Splicetoday

Writing
Apr 25, 2019, 05:55AM

The Old Order Gets a Pat on the Head

Nancy Mitford on England’s great adorables.

Dscn8824.jpg?ixlib=rails 2.1

Nancy Mitford’s Love in a Cold Climate was considered grand fun when it came out. World War II had just ended, Labour was in, and the English aristocracy looked about done. Mitford said goodbye to them in a series of novels, most notably Cold Climate and the book it followed, The Pursuit of Love. It was a fond goodbye, a cheeky goodbye, a wise and knowing goodbye. Readers ate the books up. The middle class could get close to their fallen betters and make faces about them, and in between making faces they’d have a chance to marvel. See what the nobility got up to, the casual sex, the bathroom talk, the bellowing out of Italian arias.

Pursuit, the first book, presented local gentry as a human petting zoo stocked with endearing, rambunctious eccentrics. Cold Climate moved up the scale. It guyed country-house England, the crew of dowagers and men in dinner jackets who bossed prime ministers and owned mountains of wealth. Or who did so as recently as the 1920s and 30s, when the books were set. Mitford provides readers with a tour of the upper crust’s top limit, and she models the tone that steadies the tourists’ nerves: awkward but unimpressed, and sharp-tongued but not mean, just down to earth.

But Climate merely gets by. Sequels often seem lame, and this one suffers from a certain inability to find its stride. Star characters from the first book are trotted on for another turn, and not to good effect. Climate’s lead actor, the fellow who makes things happen and drives the plot forward, doesn’t show up until the book’s close to three-quarters done. Page by page, the novel mainly follows the bumping about of the narrator, Fanny, who falls into minor social scrapes that are described in detail. Meanwhile, she witnesses or hears about the events making up the story proper. This story often takes place off in the distance or around a corner, and it’s with some surprise that the mind eventually registers it as the chief thread the book has to offer.

The story runs this way. A beautiful girl-chum of Fanny marries a decrepit lecher and is cut off by her parents, the very grand Lord and Lady Montdore. Their new heir, summoned to replace the girl, belongs to the family’s scapegrace Canadian line. Upon arrival the provincial proves to be a flaming aesthete—as was then the phrase—who adores anybody (such as the Montdores) endowed with money and fine old things. This brightly burning character is Cedric, the book’s late-arriving star and the force that kicks the Montdore situation into a new shape. Under his influence, Lady Montdore loses interest in bossing prime ministers or even punishing her daughter. Her new drive in life is simply to show herself off. The great dowager beast is slimmed and plucked (to borrow the book’s language) into a vibrant, hair-dyed girl of 60. She and Cedric then lead the revels of London’s well-off young, prancing before them at a fancy-dress ball featuring indoor gondolas. The lecher who ran off with the daughter winds up becoming friends with Cedric and resumes a long-standing liaison with Lady Montdore. The daughter, who’d been getting bored anyway, wanders off with a duke. Nobody gets divorced. They just step out of their old arrangements and nudge them aside with their toes. Meanwhile, Lord Montdore shuffles off to early dinners and a quiet wait for death.

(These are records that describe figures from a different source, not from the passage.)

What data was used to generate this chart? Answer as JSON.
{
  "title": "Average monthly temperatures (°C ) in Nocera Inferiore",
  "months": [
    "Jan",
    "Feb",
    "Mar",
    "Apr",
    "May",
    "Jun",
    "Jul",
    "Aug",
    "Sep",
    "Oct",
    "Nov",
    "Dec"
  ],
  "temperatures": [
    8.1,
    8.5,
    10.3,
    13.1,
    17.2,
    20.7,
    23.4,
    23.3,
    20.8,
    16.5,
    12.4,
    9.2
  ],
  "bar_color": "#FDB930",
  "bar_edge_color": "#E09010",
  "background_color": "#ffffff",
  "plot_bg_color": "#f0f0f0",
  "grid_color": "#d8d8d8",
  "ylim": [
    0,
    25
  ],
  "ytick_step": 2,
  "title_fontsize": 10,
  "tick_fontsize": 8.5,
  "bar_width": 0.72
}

Given that the book’s storytelling never coheres, elements of the story may be freer to bounce around in the mind. For me they fall out this way: Mitford has drawn a cartoon of Britain’s old order giving up. The fine things loved by Cedric—furniture, jewelry, paintings—are the physical relics of the august, centuries-old civilization supposedly anchored by people like the Montdores. The civilization now adds up to nothing but the pretty things it’s left behind. These things are for show, and they’re adored by somebody who then turns Lady Montdore into a human bauble.

Further, she was ready for the change. Show was already the point of Lady Montdore’s life. When she angled for her daughter to marry somebody suitable, Lady Montdore wanted a chance to shine as acknowledged leader of society. The aim wasn’t family (get the kids married properly) or even dynasty (build the family’s influence and holdings). Lady Montdore proves interested in anchoring, in continuing, nothing. “So the poor little baby died,” she says, visiting her daughter’s bedside after a miscarriage. “I expect it was just as well, children are such an awful expense, nowadays.” At this point Lady Montdore has gone skinny and abandoned being a dowager. But the remark is nothing new. The daughter has no reaction to the comment, Fanny writes, because it “was too typical of Lady Montdore’s whole outlook on life for somebody who had been brought up by her to find it odd or upsetting.”

Lady Montdore’s whole outlook is that nothing matters except her comfort, and her comfort requires a steady supply of admiration for her. Once this admiration took the form of dignified tribute; now she gallivants about and flaps her arms. Either way she’s as dependent on attention as Rupert Pupkin. She’s a modern sort. That’s the surprise offered by Love in a Cold Climate, an anciently modish book that shows the new world has been around longer than we thought.